The reality is that, had Americans known then what they know now about Iraq, the chances of a congressional and public endorsement of the mission would have been midpoint between slim and none. Yet Bush now asks us to consider all the previous blunders and misinformation as mere water under the bridge. We should, he insists, stay the course to victory.

But one cannot ignore the administration’s lengthy track record of miscalculations and wishful thinking. The president argues that triumph in Iraq is within reach. But his notion of a united, democratic, pro‐​American Iraq that is friendly to Israel was — and is — a pipe dream.

In the real world, the scenarios are far more sobering. Let’s consider the best‐​case scenario that has any realistic prospect of coming true. It would include a democratic Kurdistan in the North that is independent in everything but official international recognition. The rest of Iraq would be run by a quasi‐​democratic, Shiite‐​dominated regime that is quite friendly to Iran. That Shiite‐​led government in Baghdad would still face a persistent, low‐​grade Sunni insurgency for the foreseeable future (think Northern Ireland from the late 1960s to the mid‐​1990s).
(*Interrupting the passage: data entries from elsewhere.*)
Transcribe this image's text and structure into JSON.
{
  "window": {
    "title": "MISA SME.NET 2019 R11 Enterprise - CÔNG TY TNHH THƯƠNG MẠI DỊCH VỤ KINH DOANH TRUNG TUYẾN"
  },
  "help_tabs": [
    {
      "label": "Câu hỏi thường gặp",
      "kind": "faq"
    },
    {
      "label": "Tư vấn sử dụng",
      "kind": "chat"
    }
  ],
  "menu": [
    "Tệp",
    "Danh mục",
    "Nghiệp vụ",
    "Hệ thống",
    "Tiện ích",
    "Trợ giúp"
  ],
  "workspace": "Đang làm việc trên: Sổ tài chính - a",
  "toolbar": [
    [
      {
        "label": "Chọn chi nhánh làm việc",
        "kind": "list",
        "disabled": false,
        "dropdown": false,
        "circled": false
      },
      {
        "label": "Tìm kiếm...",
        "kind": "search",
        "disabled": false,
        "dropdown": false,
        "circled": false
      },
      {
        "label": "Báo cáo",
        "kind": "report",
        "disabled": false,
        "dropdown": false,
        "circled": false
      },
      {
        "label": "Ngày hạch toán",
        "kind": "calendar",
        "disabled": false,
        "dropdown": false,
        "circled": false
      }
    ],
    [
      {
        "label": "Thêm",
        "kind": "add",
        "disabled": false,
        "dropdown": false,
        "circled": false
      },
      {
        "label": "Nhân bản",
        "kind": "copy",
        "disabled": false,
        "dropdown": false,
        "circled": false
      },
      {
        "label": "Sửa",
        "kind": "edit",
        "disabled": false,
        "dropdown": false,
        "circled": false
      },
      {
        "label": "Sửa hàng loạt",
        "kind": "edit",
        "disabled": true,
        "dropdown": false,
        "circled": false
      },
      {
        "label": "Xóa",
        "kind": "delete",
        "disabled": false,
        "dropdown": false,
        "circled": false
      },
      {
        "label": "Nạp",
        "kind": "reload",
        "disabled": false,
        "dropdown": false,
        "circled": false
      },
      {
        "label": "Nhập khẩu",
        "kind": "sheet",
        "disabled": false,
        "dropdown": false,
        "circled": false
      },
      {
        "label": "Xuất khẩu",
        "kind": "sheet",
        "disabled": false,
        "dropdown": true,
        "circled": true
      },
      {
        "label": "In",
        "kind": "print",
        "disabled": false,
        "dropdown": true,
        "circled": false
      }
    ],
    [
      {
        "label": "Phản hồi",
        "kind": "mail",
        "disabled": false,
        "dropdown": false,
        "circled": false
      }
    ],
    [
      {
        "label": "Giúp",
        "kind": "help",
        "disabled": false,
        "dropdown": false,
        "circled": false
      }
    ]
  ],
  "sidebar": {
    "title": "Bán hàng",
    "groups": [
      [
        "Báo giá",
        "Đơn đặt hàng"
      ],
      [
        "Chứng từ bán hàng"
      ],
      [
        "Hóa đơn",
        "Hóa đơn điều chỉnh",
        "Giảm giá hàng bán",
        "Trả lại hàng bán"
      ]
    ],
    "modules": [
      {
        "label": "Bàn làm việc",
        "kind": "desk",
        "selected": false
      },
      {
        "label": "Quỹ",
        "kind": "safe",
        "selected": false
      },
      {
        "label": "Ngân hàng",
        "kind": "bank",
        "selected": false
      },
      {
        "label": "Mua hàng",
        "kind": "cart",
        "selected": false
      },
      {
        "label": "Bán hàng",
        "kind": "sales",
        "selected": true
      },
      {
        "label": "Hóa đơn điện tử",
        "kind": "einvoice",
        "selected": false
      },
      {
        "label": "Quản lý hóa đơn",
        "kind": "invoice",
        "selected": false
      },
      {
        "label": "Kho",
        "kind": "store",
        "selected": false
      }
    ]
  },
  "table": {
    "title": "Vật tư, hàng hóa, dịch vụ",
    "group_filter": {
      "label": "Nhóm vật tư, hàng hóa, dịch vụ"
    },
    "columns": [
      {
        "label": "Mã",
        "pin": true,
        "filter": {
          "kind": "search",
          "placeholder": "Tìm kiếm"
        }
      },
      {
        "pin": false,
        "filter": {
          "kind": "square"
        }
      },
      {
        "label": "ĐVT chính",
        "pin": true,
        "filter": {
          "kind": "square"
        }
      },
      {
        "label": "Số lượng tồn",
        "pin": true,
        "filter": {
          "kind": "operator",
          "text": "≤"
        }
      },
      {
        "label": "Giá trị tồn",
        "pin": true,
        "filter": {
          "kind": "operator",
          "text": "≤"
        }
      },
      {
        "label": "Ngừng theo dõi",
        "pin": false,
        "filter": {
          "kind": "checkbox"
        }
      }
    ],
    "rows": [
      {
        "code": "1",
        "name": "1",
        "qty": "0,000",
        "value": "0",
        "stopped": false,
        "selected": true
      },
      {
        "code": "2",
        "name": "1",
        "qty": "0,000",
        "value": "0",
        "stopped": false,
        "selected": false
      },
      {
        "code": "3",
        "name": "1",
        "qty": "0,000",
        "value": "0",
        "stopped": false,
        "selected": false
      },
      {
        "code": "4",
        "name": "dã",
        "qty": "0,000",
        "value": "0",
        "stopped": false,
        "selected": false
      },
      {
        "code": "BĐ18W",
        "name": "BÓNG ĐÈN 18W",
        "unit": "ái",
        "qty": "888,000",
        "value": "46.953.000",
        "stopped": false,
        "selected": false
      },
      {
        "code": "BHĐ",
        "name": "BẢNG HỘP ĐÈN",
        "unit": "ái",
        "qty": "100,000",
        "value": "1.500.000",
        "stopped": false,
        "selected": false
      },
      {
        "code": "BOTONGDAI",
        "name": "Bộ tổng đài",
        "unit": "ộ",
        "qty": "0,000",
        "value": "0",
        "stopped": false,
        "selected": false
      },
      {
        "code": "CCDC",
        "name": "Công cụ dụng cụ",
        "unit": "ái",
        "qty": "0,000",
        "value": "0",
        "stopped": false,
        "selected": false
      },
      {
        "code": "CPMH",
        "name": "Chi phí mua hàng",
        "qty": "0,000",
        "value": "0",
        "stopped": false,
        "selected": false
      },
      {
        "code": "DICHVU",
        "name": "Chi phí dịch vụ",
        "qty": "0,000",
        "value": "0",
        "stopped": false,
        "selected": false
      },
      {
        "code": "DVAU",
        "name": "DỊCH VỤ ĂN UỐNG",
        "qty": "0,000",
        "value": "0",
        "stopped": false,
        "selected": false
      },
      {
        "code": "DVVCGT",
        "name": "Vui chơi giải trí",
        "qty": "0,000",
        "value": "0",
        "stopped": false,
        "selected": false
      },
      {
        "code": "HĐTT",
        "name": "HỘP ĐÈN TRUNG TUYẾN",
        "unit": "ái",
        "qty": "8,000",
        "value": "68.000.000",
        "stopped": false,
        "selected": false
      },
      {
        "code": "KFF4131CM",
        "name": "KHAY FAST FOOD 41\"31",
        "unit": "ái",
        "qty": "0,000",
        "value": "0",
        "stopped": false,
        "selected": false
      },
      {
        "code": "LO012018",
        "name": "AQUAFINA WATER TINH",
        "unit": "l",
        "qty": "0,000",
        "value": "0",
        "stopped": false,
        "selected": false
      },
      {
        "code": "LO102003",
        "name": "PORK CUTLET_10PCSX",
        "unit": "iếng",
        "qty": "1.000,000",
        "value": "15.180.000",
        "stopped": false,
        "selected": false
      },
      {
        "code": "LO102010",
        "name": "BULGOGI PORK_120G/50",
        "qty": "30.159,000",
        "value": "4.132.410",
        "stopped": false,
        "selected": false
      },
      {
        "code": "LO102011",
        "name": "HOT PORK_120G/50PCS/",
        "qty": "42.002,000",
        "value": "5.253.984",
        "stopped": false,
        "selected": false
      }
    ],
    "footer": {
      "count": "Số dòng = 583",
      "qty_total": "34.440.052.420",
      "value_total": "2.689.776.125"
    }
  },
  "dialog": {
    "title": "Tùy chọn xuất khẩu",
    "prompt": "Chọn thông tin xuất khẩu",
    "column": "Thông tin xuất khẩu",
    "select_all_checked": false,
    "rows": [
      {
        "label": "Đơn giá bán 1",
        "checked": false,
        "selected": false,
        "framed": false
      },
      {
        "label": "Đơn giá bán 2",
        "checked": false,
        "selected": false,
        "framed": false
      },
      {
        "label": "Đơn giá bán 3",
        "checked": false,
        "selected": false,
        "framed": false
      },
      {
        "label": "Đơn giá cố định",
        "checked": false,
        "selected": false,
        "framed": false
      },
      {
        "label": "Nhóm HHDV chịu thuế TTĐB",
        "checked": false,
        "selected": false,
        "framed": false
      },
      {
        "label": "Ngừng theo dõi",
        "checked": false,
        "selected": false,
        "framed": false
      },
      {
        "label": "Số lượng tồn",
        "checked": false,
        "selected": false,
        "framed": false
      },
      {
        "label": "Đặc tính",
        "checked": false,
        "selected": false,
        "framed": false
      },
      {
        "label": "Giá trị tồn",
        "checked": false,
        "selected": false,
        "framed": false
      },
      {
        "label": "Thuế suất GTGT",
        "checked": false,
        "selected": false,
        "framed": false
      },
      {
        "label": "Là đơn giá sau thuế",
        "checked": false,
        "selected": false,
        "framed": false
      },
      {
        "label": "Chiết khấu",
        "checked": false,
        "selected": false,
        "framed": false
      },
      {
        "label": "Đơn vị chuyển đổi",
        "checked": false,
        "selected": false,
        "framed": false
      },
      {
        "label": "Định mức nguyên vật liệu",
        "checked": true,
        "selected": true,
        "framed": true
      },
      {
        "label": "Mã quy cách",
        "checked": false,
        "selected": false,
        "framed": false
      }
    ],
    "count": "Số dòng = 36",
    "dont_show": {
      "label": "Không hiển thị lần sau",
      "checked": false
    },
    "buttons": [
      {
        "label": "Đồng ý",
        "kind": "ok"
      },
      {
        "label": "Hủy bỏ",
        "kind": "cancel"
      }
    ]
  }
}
In other words, even the best‐​case scenario isn’t all that great. And there is always the prospect of a worst‐​case scenario. That would involve a full‐​scale, three‐​sided civil war with Iran, Saudi Arabia, Syria, and Turkey all meddling to support their respective clients. Worst of all, any American troops remaining in the country would be caught in the middle of that cauldron of chaos.

Bush admonishes Americans to stay the course. But staying the course has no inherent virtue as a strategy. Napoleon stayed the course during his invasion of Russia — and his splendid army perished in the Russian winter. Union general Ambrose Burnside stayed the course during the American civil war — sending wave after wave of troops charging up the bluff against Confederate guns at Fredericksburg, with predictable results. Many investors in Enron and Worldcom stayed the course — and rode those stocks all the way to bankruptcy.

Sometimes, staying the course is simply an act of folly. The American people need to at least consider the possibility that the current mission in Iraq may be one of those occasions.